El Atlético de Madrid encontró el empate en Eindhoven cuando más lo necesitaba. Corría el minuto 37 y, tras 20 minutos de auténtico mareo, el conjunto rojiblanco por fin logró asentarse, empezar a mandar con balón y generar peligro real sobre la portería del PSV.

La presión alta, marca de la casa, terminó dando fruto. El Atleti mordió arriba, forzó un error grosero en la salida de los neerlandeses y ahí apareció Giuliano, intenso como siempre, para provocar la pérdida. El balón cayó en los pies de Sorloth, que levantó la cabeza y regaló el pase perfecto para Julián Álvarez. El argentino no dudó: control, disparo y a la red. Empate y respiro.

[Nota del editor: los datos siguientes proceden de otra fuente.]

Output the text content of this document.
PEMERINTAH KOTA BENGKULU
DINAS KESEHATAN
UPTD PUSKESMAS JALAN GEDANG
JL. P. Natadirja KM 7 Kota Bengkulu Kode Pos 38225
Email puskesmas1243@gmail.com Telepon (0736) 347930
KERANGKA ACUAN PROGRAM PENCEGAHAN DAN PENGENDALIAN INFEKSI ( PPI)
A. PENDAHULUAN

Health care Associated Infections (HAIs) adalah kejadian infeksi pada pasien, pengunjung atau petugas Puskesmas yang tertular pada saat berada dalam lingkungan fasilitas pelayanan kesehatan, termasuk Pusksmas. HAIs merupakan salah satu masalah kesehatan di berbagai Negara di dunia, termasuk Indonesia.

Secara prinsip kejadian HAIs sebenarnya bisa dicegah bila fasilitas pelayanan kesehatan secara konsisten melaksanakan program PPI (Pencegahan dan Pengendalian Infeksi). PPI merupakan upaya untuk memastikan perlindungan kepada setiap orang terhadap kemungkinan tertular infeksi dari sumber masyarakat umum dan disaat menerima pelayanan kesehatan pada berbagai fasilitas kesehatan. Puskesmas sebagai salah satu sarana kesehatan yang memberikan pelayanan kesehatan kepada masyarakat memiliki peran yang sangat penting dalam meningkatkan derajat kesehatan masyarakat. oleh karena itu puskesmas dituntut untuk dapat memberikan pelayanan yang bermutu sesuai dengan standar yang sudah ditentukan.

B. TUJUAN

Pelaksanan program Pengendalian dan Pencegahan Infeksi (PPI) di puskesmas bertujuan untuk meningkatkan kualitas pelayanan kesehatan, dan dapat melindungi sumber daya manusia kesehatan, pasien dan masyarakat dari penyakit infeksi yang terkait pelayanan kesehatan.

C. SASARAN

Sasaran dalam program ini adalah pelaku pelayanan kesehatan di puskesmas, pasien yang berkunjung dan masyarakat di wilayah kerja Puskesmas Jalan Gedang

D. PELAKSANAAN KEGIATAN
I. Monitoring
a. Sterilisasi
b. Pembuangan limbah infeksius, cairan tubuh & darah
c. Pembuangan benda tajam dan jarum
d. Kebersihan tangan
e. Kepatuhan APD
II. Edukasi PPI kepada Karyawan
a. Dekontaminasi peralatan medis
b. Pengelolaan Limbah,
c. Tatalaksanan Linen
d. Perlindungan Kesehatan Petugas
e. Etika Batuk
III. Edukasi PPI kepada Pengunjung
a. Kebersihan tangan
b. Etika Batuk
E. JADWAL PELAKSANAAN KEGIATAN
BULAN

La Araña volvió a picar. Tres encuentros llevaba sin marcar y, sobre todo, llevaba meses sin ver puerta lejos del Metropolitano. Su último gol fuera había sido en Cornellà, en el estreno liguero ante el Espanyol. Desde entonces había firmado nueve tantos… todos en casa. Casi cuatro meses después, rompió la maldición como visitante.

Para el Atlético, una noticia fantástica. Para Julián, un alivio necesario. El argentino arrastraba semanas lejos de su mejor versión y este gol puede ser el impulso que necesitaba para recuperar confianza justo antes de los partidos decisivos que vienen.

Una diana para equilibrar el partido… y para reactivar a un futbolista clave en los planes de Simeone.